朱音の執筆した演劇「月の箱庭」をこたろーくんとの最後の思い出にしてロンドンへ立つ予定なんですって。そんなのってないよ・・・。

演劇のシーンはぼろぼろ泣いた。

劇中のキャラを演じている建前があるからこそ本心で語り合うことが叶う2人の姿に限界。

こたろーの熱い想いに応えてキスする2人の姿が最高だった。


このエロゲの凄い所は2人が結ばれた後が描かれる所にあると思う。

こたろー視点の地の文から鳥羽莉視点の地の文に変わり,鳥羽莉の苦悩が語られる。永遠を生きる鳥羽莉と人故にいつか死ぬ運命である胡太郎と共に生きることは,いつか胡太郎の心が変わってしまうかもしれない疑心や胡太郎を唐突に失ってしまう不安と戦うことであり,胡太郎との電話で不安に怯える鳥羽莉の姿に胸が苦しくなった。

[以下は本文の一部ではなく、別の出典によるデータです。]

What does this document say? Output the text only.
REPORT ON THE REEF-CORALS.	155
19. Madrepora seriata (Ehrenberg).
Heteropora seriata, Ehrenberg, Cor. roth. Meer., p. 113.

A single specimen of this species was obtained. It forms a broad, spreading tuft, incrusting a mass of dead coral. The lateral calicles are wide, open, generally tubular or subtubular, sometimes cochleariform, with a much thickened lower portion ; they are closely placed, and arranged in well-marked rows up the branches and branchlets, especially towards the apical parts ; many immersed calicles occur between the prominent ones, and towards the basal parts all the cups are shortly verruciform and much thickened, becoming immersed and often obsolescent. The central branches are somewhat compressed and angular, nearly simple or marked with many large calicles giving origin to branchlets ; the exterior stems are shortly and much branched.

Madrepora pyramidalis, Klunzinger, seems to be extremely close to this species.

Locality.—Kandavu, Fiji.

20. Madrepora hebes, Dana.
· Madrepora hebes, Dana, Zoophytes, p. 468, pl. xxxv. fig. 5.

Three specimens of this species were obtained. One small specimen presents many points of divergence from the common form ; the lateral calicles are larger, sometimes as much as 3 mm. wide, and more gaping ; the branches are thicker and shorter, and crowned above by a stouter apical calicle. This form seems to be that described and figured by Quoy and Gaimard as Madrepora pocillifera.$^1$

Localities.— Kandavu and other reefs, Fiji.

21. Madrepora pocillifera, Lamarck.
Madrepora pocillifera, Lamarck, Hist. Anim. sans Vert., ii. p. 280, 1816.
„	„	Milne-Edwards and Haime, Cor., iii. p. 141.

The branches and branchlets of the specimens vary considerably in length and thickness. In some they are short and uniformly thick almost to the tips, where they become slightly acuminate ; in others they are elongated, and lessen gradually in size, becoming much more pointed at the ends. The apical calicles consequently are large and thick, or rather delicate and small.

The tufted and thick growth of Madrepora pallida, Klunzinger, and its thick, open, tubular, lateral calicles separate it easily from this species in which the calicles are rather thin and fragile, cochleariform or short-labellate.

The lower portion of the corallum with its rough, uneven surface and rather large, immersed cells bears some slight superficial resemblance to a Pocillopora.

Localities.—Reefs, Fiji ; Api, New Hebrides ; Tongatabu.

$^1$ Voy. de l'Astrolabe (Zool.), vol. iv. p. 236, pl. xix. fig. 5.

戦うか孤独でいるか悩んだ果てに彼女が選んだ流儀はそのどちらでもなく,自分を忘却させることであった。

ラストシーンでは胡太郎と再会し5年と15年の思いを打ち明け再度戦うことを選ぶ鳥羽莉。告白する鳥羽莉は最高に愛おしく可愛かったが,彼女に恋する自分としてはきっと彼女はこの先も苦悩しながら共に生きていくのだと苦しくなった。

終わりを迎えたプレイヤーにできることは鳥羽莉の幸せを祈ることしかない。

こんな不安になるラストある?って感じ。メンタルヘラヘラでした。


・月の箱庭

このエロゲに関わったエラい人が鳥羽莉√のあまりの切なさに耐え兼ねて「なんでもいいから鳥羽莉を幸せにしろ!!」って指示したと言われても驚かない。

正直ご都合展開はあまり好まないけど今回は例外。

鳥羽莉が幸せそうで本当によかった・・・。


・各家庭について

白銀家の両親,満月,せせりの家族,涼月の兄,火乃香の父などの人間関係をもう少し掘り下げて描写して欲しいと思った。欲張りかも?